Bleeding correction of spatial data to capture more precise gene expression signal is used in our lab's spatial data. With this corrected data, I want to do the deconvolution and see if bleeding correction can enhance deconvolution result.
However, while running code, `

train visium model

print('train visium model ')
mod.train(max_epochs=30000,
      # train using full data (batch_size=None)
      batch_size=None,
      # use all data points in training because
      # we need to estimate cell abundance at all locations
      train_size=1,
      use_gpu=True,
     )

i encounter the error below which i think data not following gammapoisson is causing the problem.

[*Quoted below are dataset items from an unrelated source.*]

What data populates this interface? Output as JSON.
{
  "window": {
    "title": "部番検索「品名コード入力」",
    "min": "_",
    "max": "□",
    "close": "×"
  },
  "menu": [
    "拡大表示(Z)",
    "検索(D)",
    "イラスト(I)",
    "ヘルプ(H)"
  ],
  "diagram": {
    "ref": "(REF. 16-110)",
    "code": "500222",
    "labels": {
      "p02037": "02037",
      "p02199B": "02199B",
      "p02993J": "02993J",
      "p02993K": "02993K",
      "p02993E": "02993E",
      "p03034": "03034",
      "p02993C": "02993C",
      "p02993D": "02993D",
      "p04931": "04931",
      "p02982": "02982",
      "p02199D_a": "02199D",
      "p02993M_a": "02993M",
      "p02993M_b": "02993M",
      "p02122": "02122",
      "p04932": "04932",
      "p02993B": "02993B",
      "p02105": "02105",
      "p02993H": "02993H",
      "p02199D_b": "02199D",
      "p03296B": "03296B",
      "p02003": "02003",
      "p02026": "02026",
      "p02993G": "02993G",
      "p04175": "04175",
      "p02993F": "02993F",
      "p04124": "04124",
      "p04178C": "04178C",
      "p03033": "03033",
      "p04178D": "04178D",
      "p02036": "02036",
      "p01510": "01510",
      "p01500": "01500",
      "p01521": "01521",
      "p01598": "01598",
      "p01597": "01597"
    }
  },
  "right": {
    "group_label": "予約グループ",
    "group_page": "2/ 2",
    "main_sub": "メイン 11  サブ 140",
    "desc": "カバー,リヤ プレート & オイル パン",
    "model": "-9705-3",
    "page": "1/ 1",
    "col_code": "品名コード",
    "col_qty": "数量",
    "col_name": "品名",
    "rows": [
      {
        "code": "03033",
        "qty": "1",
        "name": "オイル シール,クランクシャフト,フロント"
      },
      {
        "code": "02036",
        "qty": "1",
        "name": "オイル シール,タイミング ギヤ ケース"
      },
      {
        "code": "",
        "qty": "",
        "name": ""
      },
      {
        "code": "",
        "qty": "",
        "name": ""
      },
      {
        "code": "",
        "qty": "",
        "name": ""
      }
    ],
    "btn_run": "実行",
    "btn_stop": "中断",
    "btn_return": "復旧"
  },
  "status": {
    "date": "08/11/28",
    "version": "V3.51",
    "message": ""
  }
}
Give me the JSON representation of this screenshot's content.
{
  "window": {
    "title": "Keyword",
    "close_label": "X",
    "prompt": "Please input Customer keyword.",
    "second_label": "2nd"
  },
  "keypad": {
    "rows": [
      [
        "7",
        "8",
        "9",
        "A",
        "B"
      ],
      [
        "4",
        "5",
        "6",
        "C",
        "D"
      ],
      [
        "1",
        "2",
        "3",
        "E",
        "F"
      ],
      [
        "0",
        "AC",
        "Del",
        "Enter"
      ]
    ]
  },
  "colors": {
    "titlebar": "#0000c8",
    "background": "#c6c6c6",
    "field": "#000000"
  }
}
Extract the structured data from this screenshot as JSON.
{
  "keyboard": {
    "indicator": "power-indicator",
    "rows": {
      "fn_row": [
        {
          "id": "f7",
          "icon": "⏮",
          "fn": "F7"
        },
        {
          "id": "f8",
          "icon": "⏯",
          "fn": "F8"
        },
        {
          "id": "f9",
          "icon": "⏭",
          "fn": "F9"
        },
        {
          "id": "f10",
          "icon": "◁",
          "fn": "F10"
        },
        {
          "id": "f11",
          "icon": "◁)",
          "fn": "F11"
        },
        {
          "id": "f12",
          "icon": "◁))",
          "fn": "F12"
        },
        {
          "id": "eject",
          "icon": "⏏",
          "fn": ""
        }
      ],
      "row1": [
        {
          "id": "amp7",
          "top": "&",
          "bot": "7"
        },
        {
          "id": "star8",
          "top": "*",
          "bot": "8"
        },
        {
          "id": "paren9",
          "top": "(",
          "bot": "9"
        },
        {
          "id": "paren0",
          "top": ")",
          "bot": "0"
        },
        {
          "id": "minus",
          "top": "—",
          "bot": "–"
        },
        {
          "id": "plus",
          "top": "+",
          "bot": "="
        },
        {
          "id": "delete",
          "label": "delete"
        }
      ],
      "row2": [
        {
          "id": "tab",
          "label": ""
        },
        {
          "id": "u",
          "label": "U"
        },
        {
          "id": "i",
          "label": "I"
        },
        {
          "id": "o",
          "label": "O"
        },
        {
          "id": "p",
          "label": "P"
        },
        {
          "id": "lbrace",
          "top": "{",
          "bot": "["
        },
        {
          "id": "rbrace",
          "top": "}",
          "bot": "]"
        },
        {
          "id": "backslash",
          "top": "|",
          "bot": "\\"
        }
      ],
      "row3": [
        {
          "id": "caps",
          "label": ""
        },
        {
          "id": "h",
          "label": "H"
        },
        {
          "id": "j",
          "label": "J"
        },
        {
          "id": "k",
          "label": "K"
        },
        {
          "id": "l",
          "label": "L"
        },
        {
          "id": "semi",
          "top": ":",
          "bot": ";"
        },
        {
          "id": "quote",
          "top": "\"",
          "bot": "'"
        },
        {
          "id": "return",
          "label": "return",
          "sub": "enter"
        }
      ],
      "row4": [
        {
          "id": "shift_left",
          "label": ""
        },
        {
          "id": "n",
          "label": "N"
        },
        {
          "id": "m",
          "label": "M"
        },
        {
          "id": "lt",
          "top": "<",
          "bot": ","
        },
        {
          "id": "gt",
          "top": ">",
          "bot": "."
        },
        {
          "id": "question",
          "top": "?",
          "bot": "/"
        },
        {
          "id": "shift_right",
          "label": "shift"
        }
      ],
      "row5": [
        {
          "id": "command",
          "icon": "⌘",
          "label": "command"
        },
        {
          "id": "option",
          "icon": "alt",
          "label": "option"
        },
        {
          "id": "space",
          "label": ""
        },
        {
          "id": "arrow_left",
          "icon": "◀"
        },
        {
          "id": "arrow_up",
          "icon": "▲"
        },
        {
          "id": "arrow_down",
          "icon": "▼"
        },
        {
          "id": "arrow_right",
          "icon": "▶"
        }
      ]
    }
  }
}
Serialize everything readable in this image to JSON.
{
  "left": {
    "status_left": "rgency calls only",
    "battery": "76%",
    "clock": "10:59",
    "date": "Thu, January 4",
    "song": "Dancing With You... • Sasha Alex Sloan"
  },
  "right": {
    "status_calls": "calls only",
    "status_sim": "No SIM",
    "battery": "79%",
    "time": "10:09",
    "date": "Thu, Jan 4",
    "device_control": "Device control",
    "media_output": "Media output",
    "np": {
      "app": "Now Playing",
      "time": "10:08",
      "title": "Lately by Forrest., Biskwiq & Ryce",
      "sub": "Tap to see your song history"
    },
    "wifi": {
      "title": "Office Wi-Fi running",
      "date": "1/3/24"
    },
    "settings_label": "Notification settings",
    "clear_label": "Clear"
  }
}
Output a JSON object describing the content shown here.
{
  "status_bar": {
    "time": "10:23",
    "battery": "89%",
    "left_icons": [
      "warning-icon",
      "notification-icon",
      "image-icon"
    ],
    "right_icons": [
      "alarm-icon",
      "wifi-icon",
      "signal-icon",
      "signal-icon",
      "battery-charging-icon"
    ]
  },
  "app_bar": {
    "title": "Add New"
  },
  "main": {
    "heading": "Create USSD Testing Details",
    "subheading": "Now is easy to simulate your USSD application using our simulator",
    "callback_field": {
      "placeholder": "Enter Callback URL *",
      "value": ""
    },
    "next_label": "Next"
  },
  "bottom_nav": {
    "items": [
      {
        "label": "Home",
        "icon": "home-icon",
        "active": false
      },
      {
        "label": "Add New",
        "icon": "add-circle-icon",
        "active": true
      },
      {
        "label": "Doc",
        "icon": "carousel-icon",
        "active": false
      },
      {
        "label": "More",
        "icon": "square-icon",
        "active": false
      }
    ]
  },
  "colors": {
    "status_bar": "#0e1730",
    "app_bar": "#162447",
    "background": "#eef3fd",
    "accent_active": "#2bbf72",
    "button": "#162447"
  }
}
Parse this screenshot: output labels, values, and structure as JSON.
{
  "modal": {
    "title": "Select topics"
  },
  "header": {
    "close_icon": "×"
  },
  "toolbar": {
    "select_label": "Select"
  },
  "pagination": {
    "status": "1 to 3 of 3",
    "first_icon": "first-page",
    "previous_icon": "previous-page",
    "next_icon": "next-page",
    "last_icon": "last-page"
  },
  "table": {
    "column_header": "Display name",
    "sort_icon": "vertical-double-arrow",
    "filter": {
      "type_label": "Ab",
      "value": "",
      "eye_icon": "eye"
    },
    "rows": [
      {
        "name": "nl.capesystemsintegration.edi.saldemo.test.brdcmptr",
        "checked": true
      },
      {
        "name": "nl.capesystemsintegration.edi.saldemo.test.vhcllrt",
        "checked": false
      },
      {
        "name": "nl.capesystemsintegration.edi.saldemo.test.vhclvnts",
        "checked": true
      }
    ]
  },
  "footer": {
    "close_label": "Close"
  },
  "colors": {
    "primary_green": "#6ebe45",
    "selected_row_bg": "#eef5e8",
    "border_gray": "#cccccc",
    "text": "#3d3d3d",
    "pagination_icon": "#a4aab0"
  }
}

Would there be a way to adjust the code to corrected data?? ValueError: Error while computing log_prob at site 'data_target': Expected value argument (Tensor of shape (1706, 7637)) to be within the support (IntegerGreaterThan(lower_bound=0)) of the distribution GammaPoisson(), but found invalid values: tensor([[ 0.0000, 0.0000, 0.0000, ..., 0.0000, 2.5605, 0.0000], [ 2.8433, 2.5977, 4.5767, ..., 0.0000, 12.8026, 0.0000], [ 0.0000, 0.0000, 0.0000, ..., 0.0000, 0.0000, 0.0000], ..., [38.0151, 0.0000, 4.5767, ..., 0.0000, 2.5605, 0.0000], [ 0.0000, 0.0000, 0.0000, ..., 0.0000, 2.5605, 0.0000], [ 1.0854, 0.0000, 0.0000, ..., 0.0000, 0.0000, 0.0000]], device='cuda:0') Trace Shapes:
Param Sites:
Sample Sites:
m_g_mean dist | 1 1 value | 1 1 log_prob |
m_g_alpha_e_inv dist | 1 1 value | 1 1 log_prob |
m_g dist | 1 7637 value | 1 7637 log_prob |
n_s_cells_per_location dist 1706 1 |
value 1706 1 |
log_prob 1706 1 |
b_s_groups_per_location dist 1706 1 |
value 1706 1 |
log_prob 1706 1 |
z_sr_groups_factors dist 1706 50 |
value 1706 50 |
log_prob 1706 50 |
k_r_factors_per_groups dist | 50 1 value | 50 1 log_prob |
x_fr_group2fact dist | 50 43 value | 50 43 log_prob |
w_sf dist 1706 43 |
value 1706 43 |
log_prob 1706 43 |
detection_mean_y_e dist | 1 1 value | 1 1 log_prob |
detection_hyp_prior_alpha dist | 1 1 value | 1 1 log_prob |
detection_y_s dist 1706 1 |
value 1706 1 |
log_prob 1706 1 |
s_g_gene_add_alpha_hyp dist 1 1 |
value 1 1 |
log_prob 1 1 |
s_g_gene_add_mean dist | 1 1 value | 1 1 log_prob |
s_g_gene_add_alpha_e_inv dist | 1 1 value | 1 1 log_prob |
s_g_gene_add dist | 1 7637 value | 1 7637 log_prob |
alpha_g_phi_hyp dist 1 1 |
value 1 1 |
log_prob 1 1 |
alpha_g_inverse dist | 1 7637 value | 1 7637 log_prob |
data_target dist 1706 7637 |
value 1706 7637 | `

Thank you!!

vitkl commented 1 year ago

Hi @parkjooyoung99

Cell2location expects integer counts. It is possible to incorporate background signal predictions ("Bleeding" signal - not corrected data) into the model as follows:

mu_sg = (m_g * (sum_f w_sf * g_fg) + s_eg + {new correction term}_sg) * y_s

This additional data {new correction term}_sg would have to be added to adata.layers, setup_anndata and _get_fn_args_from_batch and forward modified to handle this additional input.

Apologies for the delayed reply. Please let me know if you would like to contribute the above.